‘Many global weather anomalies this year’


When it rained in the Middle East, the high pressure system moved south eastwards and was positioned close to the Middle East. Photo - Times of Oman

Scientists believe they have discovered the cause of the extreme weather that hit the Middle East. When dry cold air meets warm moist air, a phenomenon called 'occlusion' occurs. This caused the record rainfall in Gulf region last month

Muscat: An unusual weather system called 'occlusion' explains the record rainfall in the Middle East, including Oman, in the third week of November, a senior scientist in Abu Dhabi has claimed.

Scientists believe they have discovered the cause of the extreme weather that hit the Middle East.

Around nine people were killed and 200 others had to be rescued after they were trapped in water currents when heavy rains and thunderstorms lashed across Oman in the third week of November.

Following a heavy downpour in the countries across the Middle East, its causes were investigated by the scientists at the Centre for Prototype Climate Modelling at New York University Abu Dhabi.

Senior Scientist Dr Ajaya Ravindran claimed that during the investigation, they found that 2013 was marked by many global weather anomalies, such as unusual jet stream patterns, strong monsoons, heat waves, intense snowfall over the US and Europe, besides the rains in the Middle East.

"The weather bureaus correctly forecasted and attributed the cause of the last pattern to an atmospheric low pressure system that moved across the Middle East countries. But we wanted to learn more about the origins of this weather event," he told the Times of Oman.

In mid-November, Cyclone Hilde formed off the southern coast of Greenland and brought high winds and rain to Norway, Sweden, and Finland. Around the same time, another cyclone, Cleopatra, formed over the Mediterranean and brought destructive rain and flooding to the Italian island of Sardinia.

Cyclones occur rarely over the Mediterranean Sea. "A wave-like atmospheric flow controls the winter weather of mid-latitudes. These are basically a chain of cyclone-anticyclone circulation patterns propagating from west to east. An anticyclone, which is characterised by a high pressure centre around 55°N and clockwise rotating winds, followed Cleopatra.

"Over the next few days, when the rain over the Middle East occurred, this high pressure system moved south eastwards and was positioned close to the Middle East. Eventually, the cold dry air of the anticyclone met the warm moist air from the Arabian Sea and Africa," he said.

When dry cold air meets warm moist air, a phenomenon called 'occlusion' occurs. "This results in the formation of a low pressure area, followed by clouds, and, finally, rain. The amount of rain is determined by the amount of moisture carried by the warm air. This year, the unusually strong Indian monsoon left a great deal of moisture over the Arabian Sea. (The level of moisture over Arabian Sea in October and November was 15 to 20 per cent higher than normal.)

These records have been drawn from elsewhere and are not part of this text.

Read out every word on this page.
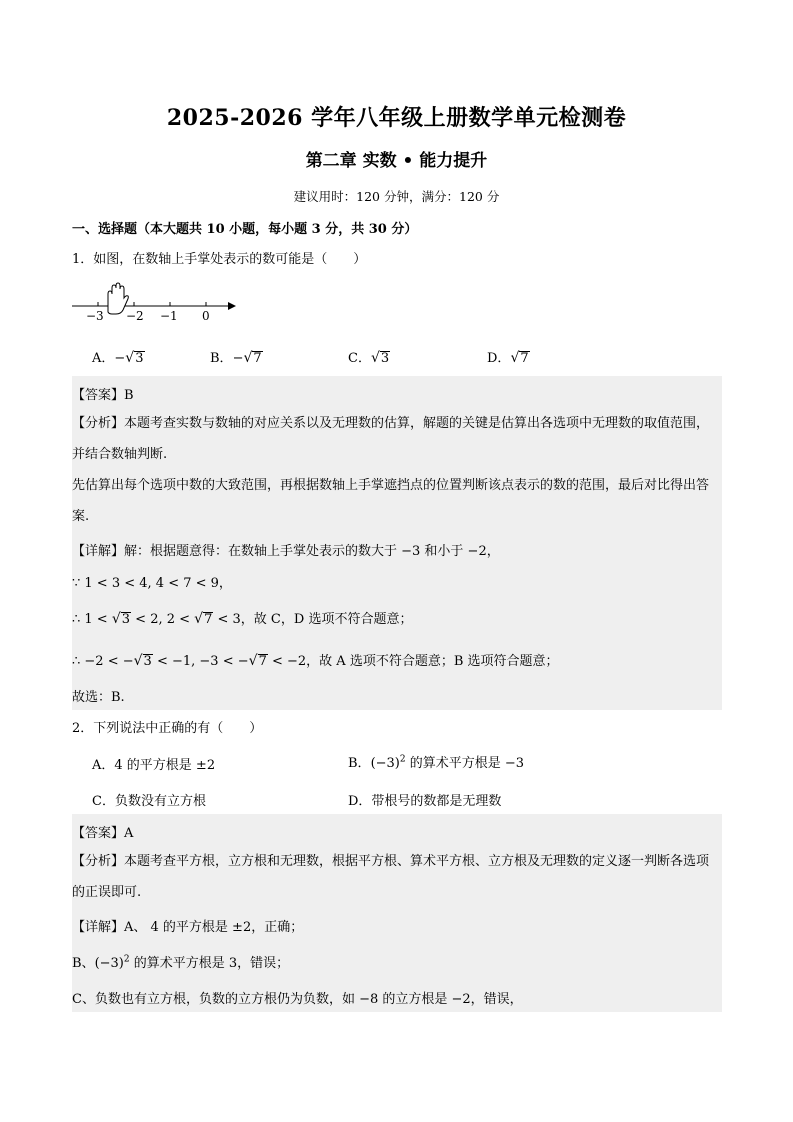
2025-2026 学年八年级上册数学单元检测卷
第二章 实数 • 能力提升
建议用时：120 分钟，满分：120 分
一、选择题（本大题共 10 小题，每小题 3 分，共 30 分）
1．如图，在数轴上手掌处表示的数可能是（　　）
−3 −2 −1 0
A．−√3	B．−√7	C．√3	D．√7
【答案】B
【分析】本题考查实数与数轴的对应关系以及无理数的估算，解题的关键是估算出各选项中无理数的取值范围，并结合数轴判断.
先估算出每个选项中数的大致范围，再根据数轴上手掌遮挡点的位置判断该点表示的数的范围，最后对比得出答案.
【详解】解：根据题意得：在数轴上手掌处表示的数大于 −3 和小于 −2，
∵ 1 < 3 < 4, 4 < 7 < 9，
∴ 1 < √3 < 2, 2 < √7 < 3，故 C，D 选项不符合题意；
∴ −2 < −√3 < −1, −3 < −√7 < −2，故 A 选项不符合题意；B 选项符合题意；
故选：B.
2．下列说法中正确的有（　　）
A．4 的平方根是 ±2	B．$(-3)^2$ 的算术平方根是 −3
C．负数没有立方根	D．带根号的数都是无理数
【答案】A
【分析】本题考查平方根，立方根和无理数，根据平方根、算术平方根、立方根及无理数的定义逐一判断各选项的正误即可.
【详解】A、 4 的平方根是 ±2，正确；
B、$(-3)^2$ 的算术平方根是 3，错误；
C、负数也有立方根，负数的立方根仍为负数，如 −8 的立方根是 −2，错误，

"During the rains in November, the meeting of the dry cold air from the anticyclone and the warm moist air from the tropics triggered a low over the upper Arabian Gulf, which moved south-east down the Gulf after dumping rain over Kuwait, Bahrain, Eastern Saudi Arabia, Qatar, the UAE and Oman," he said.

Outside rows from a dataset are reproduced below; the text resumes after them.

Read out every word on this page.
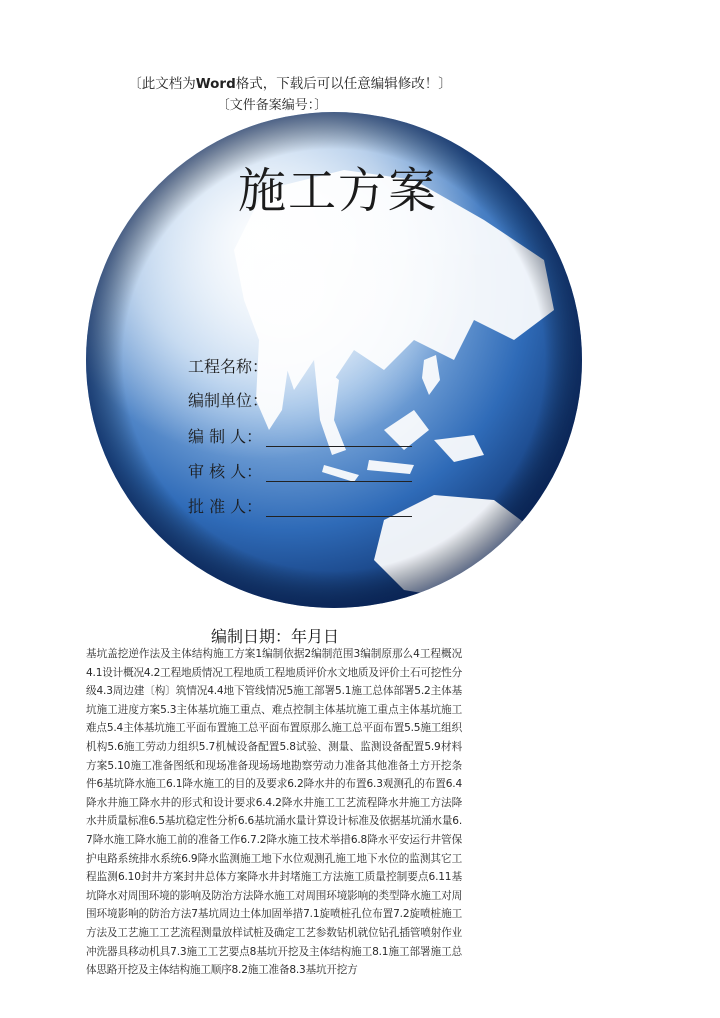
〔此文档为Word格式，下载后可以任意编辑修改！〕
〔文件备案编号：〕
施工方案
工程名称：
编制单位：
编 制 人：
审 核 人：
批 准 人：
编制日期：年月日
基坑盖挖逆作法及主体结构施工方案1编制依据2编制范围3编制原那么4工程概况4.1设计概况4.2工程地质情况工程地质工程地质评价水文地质及评价土石可挖性分级4.3周边建〔构〕筑情况4.4地下管线情况5施工部署5.1施工总体部署5.2主体基坑施工进度方案5.3主体基坑施工重点、难点控制主体基坑施工重点主体基坑施工难点5.4主体基坑施工平面布置施工总平面布置原那么施工总平面布置5.5施工组织机构5.6施工劳动力组织5.7机械设备配置5.8试验、测量、监测设备配置5.9材料方案5.10施工准备图纸和现场准备现场场地勘察劳动力准备其他准备土方开挖条件6基坑降水施工6.1降水施工的目的及要求6.2降水井的布置6.3观测孔的布置6.4降水井施工降水井的形式和设计要求6.4.2降水井施工工艺流程降水井施工方法降水井质量标准6.5基坑稳定性分析6.6基坑涌水量计算设计标准及依据基坑涌水量6.7降水施工降水施工前的准备工作6.7.2降水施工技术举措6.8降水平安运行井管保护电路系统排水系统6.9降水监测施工地下水位观测孔施工地下水位的监测其它工程监测6.10封井方案封井总体方案降水井封堵施工方法施工质量控制要点6.11基坑降水对周围环境的影响及防治方法降水施工对周围环境影响的类型降水施工对周围环境影响的防治方法7基坑周边土体加固举措7.1旋喷桩孔位布置7.2旋喷桩施工方法及工艺施工工艺流程测量放样试桩及确定工艺参数钻机就位钻孔插管喷射作业冲洗器具移动机具7.3施工工艺要点8基坑开挖及主体结构施工8.1施工部署施工总体思路开挖及主体结构施工顺序8.2施工准备8.3基坑开挖方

Scientists at the centre conducted several "hindcasts" with the Weather Research and Forecasting (WRF) models using the assimilated data obtained from various weather agencies like NCEP GFS (National Centre for Environmental Prediction Global Forecast System).

"With these hindcasts, we were able to simulate the extreme rainfall events over the Middle East, which is an example of the ability of the contemporary weather and climate models in simulating extreme weather events," he added.

However, he said that it is too early to blame it on climate change. "It is too early to attribute this rainfall — or any recent isolated weather event — to climate change. That kind of determination must come from a detailed comparison of the present climate to the past and future (projected) climates. Scientists at our centre are in the process of such an investigation," he added.